Suddenly the tales of haunting were interrupted by a very live bumping noise below their feet. A crash, like a stack of lumber knocked over by a man rolling around, could be distinctly heard.
“Old chimney flue,” explained the cook. “Carries sound up from the basement. Sounds like Furkin is having some trouble with those rats.”
“Oh,” said Sophraea, jumping up from the table and starting toward the stairs. “Perhaps I’d better go find my wizard now.”
“Good idea, dearie,” the cook agreed. “Furkin might be in a bit of temper later on.”
“When he gets loose,” giggled the pot girl and was immediately shushed by the other women.
With hurried thanks, Sophraea headed upstairs. As she left, she heard the cook remark, “Well, that’s a nice polite and helpful girl for you. Look at all the vegetables that she’s peeled and chopped. Of course, if anyone asks, we haven’t seen her for ages, have we?”
CHAPTER NINETEEN
Upstairs in Stunk’s mansion, Gustin made a great show of pacing back and forth, muttering the occasional odd phrase. He knew that true magic was much more than empty gestures, but, from his experience, the servants expected this kind of act.
Stunk’s valet, a portly bald man given to wringing his hands and muttering “please don’t touch that,” met Gustin at the top of the stairs leading to his master’s private apartment. The young man supposed that the valet was watching to see that he wouldn’t steal anything. Two more of Stunk’s bodyguards stood stiffly on either side of the lacquered door leading into their master’s bedchamber.
When one thin male servant turned the corner of the hallway and yelped to see a wizard down on his knees drawing cryptic symbols on the carpet with a piece of charcoa
l, Gustin gained the general impression that the whole household’s nerves were badly overset.
He continued with his search, carefully lifting up curtains and peering under tables. The upper hallways were just as cluttered with bric-a-brac and expensive ornaments as the lower rooms. The brocade shoe could be almost anywhere and nearly invisible among all the other trophies that Stunk had displayed. Not for the first time, Gustin wished he had a spell that could reveal a desired object. That would be much more useful than many of the odd bits that his old teacher made him memorize!
As he advanced down a hallway toward the door leading to Stunk’s chambers, Gustin noticed a silk cloth covered one enormous picture frame in an alcove just outside Stunk’s rooms.
When he started to twitch the covering aside, the valet moaned and said “Oh do not!
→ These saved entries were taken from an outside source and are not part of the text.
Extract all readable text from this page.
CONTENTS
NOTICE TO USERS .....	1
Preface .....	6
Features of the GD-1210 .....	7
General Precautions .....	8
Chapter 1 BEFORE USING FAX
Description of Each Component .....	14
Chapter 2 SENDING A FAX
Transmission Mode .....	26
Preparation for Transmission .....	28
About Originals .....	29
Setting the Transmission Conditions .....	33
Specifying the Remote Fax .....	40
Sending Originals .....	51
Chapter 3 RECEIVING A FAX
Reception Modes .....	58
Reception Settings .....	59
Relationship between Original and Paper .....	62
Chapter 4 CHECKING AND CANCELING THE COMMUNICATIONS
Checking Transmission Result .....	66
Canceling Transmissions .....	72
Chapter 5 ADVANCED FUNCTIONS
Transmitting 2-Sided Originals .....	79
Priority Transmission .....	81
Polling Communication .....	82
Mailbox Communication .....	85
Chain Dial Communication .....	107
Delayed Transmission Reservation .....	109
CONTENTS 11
I wish the master would just have it destroyed.”
The revealed painting showed the wealthy fat man and his aristocratic lady, expensively dressed in the finest materials and jewels, but the faces above the lace collars were the faces of corpses, rotting away.
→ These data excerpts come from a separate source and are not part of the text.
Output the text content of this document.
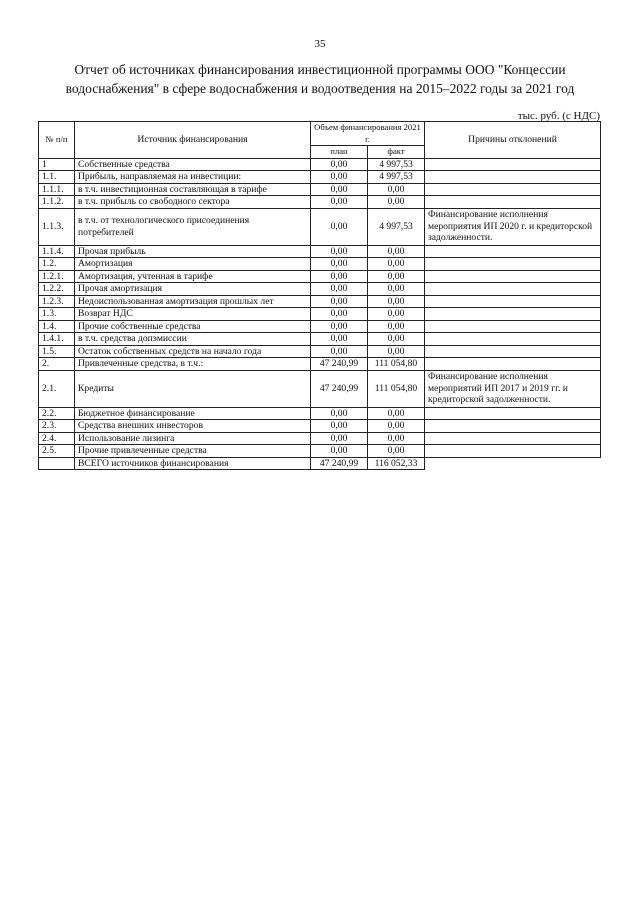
35
Отчет об источниках финансирования инвестиционной программы ООО "Концессии
водоснабжения" в сфере водоснабжения и водоотведения на 2015–2022 годы за 2021 год
тыс. руб. (с НДС)
№ п/п	Источник финансирования	Объем финансирования 2021 г.		Причины отклонений
		план	факт	
1	Собственные средства	0,00	4 997,53	
1.1.	Прибыль, направляемая на инвестиции:	0,00	4 997,53	
1.1.1.	в т.ч. инвестиционная составляющая в тарифе	0,00	0,00	
1.1.2.	в т.ч. прибыль со свободного сектора	0,00	0,00	
1.1.3.	в т.ч. от технологического присоединения потребителей	0,00	4 997,53	Финансирование исполнения мероприятия ИП 2020 г. и кредиторской задолженности.
1.1.4.	Прочая прибыль	0,00	0,00	
1.2.	Амортизация	0,00	0,00	
1.2.1.	Амортизация, учтенная в тарифе	0,00	0,00	
1.2.2.	Прочая амортизация	0,00	0,00	
1.2.3.	Недоиспользованная амортизация прошлых лет	0,00	0,00	
1.3.	Возврат НДС	0,00	0,00	
1.4.	Прочие собственные средства	0,00	0,00	
1.4.1.	в т.ч. средства допэмиссии	0,00	0,00	
1.5.	Остаток собственных средств на начало года	0,00	0,00	
2.	Привлеченные средства, в т.ч.:	47 240,99	111 054,80	
2.1.	Кредиты	47 240,99	111 054,80	Финансирование исполнения мероприятий ИП 2017 и 2019 гг. и кредиторской задолженности.
2.2.	Бюджетное финансирование	0,00	0,00	
2.3.	Средства внешних инвесторов	0,00	0,00	
2.4.	Использование лизинга	0,00	0,00	
2.5.	Прочие привлеченные средства	0,00	0,00	
	ВСЕГО источников финансирования	47 240,99	116 052,33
“Unusual choice for a portrait,” said Gustin, quickly letting the cloth fall back over the portrait. “I’m surprised the artist dared to paint him that way.”
“It wasn’t always like that,” said the valet.
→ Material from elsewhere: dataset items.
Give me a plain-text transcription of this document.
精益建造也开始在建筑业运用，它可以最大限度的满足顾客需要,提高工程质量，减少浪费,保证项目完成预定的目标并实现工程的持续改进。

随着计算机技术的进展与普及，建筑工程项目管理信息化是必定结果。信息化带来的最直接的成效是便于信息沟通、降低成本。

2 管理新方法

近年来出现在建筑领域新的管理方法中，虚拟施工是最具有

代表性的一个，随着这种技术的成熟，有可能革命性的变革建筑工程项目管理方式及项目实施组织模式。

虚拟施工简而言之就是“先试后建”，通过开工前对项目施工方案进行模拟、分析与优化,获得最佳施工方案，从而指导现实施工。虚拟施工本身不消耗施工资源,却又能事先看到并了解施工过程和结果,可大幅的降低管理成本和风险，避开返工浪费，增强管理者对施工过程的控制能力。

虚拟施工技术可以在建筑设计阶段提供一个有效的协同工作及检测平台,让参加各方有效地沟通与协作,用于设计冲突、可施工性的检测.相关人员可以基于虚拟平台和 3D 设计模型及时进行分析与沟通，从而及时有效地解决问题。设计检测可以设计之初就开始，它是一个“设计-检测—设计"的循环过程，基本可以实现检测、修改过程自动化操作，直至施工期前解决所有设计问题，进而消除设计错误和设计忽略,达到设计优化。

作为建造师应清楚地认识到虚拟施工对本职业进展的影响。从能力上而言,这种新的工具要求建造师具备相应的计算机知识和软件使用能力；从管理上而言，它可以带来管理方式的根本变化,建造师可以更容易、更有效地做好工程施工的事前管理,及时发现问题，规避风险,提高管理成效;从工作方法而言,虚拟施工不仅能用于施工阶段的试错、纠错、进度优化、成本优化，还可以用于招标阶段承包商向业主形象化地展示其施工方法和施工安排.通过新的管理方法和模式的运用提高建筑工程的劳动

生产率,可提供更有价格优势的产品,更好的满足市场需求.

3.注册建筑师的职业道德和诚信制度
“Did it start to change when the haunting began?”
“Oh no, it’s been changing for much longer than that, getting worse every day.”
“An early warning, one that wasn’t heeded,” Gustin speculated.
“The master won’t have it removed,” the valet moaned. “He only covered it after my lady objected to seeing it every time she came up the stairs. My master said that he won’t be frightened by such tricks. He was keeping it to feed to whoever was doing this, scrap by canvas scrap until the jokester chokes. At least that was what the master said.”
“After my interview with him, I would say that Rampage Stunk has very little sense of humor,” Gustin remarked.